La Corporación entregó sus primeras casas en 1971. Hoy coloca la primera piedra de sus nuevas instalaciones, donde habrá también un área de salud.
La Corporación Hogar de Cristo entrega hoy la vivienda número 100.000, en un acto que se realizará a las 11h00, en la cooperativa Sergio Toral, sector de la Perimetral norte en Guayaquil.
Allí también se colocará la primera piedra de las nuevas instalaciones de la institución que cumple 33 años.
Hasta las oficinas actuales, ubicadas en Sexto Callejón y Av. Menéndez Gilbert, cerca de 200 personas acuden diariamente a solicitar viviendas.
María Auxiliadora Vergara, de 31 años y madre soltera de siete hijos, recibe hoy gratuitamente la casa número 100.000 de la Corporación Hogar de Cristo, que hoy festeja sus 33 años de creación.
Ella acudió el pasado 30 de septiembre a las oficinas de dicha institución, ubicada en el sexto callejón de la Av. Pedro Menéndez Gilbert, atrás de Autolasa, para solicitar ayuda y adquirir una vivienda. El deseo de esta mujer se cristalizó, luego de un mes, gracias a un aporte de Lotería Nacional y gestiones de la Corporación. Estos organismos accedieron a la donación debido a la extrema pobreza en que ella vivía.
El domicilio de María Auxiliadora será instalado posteriormente sobre agua en la Isla Trinitaria, pero hoy su casa será expuesta en la cooperativa Sergio Toral, en la Perimetral norte, sitio donde además se colocará la primera piedra para la construcción de la nueva sede de Hogar de Cristo, que tendrá un espacio físico de 92 hectáreas y que espera poderse levantar con la ayuda de organismos locales y extranjeros.
La producción
La cifra de casas entregadas sube paulatinamente. Detrás de ello hay un equipo humano de 34 personas que no cesa en su trabajo, que consiste en armar las partes de una casa hecha de caña y madera. Ellos laboran de 08h00 a 16h30. La mayor actividad se percibe en el área de producción donde 12 obreros son los encargados de armar las paredes y ventanas de las viviendas que diariamente son entregadas.

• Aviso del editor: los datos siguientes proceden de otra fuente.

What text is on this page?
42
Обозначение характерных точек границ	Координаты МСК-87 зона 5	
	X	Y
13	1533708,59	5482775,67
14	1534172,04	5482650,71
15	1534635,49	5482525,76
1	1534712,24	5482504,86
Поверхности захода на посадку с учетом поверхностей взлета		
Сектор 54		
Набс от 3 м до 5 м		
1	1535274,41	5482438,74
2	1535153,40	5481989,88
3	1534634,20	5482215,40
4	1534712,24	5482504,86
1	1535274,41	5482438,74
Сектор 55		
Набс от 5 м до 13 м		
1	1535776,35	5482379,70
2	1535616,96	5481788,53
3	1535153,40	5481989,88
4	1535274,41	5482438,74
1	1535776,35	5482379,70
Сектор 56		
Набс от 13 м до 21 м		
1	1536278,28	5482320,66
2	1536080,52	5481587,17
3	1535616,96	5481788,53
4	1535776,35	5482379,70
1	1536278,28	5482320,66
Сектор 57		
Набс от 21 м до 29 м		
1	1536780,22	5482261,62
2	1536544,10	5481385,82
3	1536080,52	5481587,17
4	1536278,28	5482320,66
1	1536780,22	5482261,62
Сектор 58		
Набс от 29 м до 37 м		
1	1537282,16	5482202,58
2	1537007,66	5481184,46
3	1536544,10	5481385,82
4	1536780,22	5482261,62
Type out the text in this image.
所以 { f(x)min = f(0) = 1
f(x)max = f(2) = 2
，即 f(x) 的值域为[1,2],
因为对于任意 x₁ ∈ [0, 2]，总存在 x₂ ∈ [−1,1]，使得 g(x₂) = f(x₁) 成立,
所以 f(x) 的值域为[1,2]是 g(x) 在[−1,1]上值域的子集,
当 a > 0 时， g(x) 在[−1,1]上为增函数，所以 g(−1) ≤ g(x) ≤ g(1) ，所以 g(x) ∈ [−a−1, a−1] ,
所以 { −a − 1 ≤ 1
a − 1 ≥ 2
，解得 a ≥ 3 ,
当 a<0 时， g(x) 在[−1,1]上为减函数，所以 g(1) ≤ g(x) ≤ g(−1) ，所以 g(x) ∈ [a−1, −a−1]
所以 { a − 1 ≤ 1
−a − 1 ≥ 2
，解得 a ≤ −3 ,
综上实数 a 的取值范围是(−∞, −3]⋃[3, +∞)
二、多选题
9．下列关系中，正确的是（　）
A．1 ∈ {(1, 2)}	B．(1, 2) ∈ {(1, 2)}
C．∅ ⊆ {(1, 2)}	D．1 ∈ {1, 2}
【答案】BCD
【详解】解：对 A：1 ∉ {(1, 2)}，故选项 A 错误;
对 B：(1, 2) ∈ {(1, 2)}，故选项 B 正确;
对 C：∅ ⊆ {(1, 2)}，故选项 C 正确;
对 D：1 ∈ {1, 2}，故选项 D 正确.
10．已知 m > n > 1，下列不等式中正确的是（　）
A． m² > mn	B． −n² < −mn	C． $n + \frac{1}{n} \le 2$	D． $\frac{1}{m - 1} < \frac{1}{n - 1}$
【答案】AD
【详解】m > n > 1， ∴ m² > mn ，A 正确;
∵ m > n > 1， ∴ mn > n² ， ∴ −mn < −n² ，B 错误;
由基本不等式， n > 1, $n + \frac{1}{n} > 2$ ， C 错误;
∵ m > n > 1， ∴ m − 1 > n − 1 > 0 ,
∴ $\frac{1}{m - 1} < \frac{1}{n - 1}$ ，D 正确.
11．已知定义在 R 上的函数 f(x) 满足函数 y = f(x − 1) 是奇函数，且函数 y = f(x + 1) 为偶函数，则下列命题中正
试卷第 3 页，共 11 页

En el área de ensamblaje donde existen 12 formaletas (bases de hierro) se encontraba ayer Oswaldo Cisneros, de 25 años. Él no paraba ni un segundo de martillar, grapar las cañas y cortar con una motosierra los restos de madera que no servían. Él esperó a que sean las 12h00 (hora del almuerzo) para comentar su trabajo con EL UNIVERSO.
“Tengo tres meses laborando aquí y la verdad que esto me gusta, porque se trata de ayudar a las personas necesitadas”, indicó Cisneros, quien confesó su aspiración de poder solicitar una casa cuando tenga su terreno propio.
Manuel Viteri, encargado del área, indicó que al año utilizan 500.000 cañas y la misma cantidad en madera. “Los materiales son traídos de Esmeraldas, Santo Domingo y Quevedo y las planchas de zinc son importantes desde Colombia, además las puertas y ventanas que entregamos a los usuarios son hechas por los presidiarios de la penitenciaría del Litoral”, reveló.
En el hogar de Cristo se entrega un promedio de 40 casas diarias y una de las personas que cumple con esa misión es Luis Vera, de 55 años.
Él recibe a sus clientes siempre con una sonrisa y les dice: “Esta es su casita”. Inmediatamente saca un papel y les recuerda la entrega de 4 paredes laterales, una pared con puerta y tres con ventanas, un paquete de cuartones de techo y piso, 16 planchas de zinc, tres pares de bisagras, una libra de clavos de zinc, nueve mangles, seis cuartones (bases), cinco libras de clavos de cuatro pulgadas y ocho libras de clavos de dos y media, para armar la vivienda.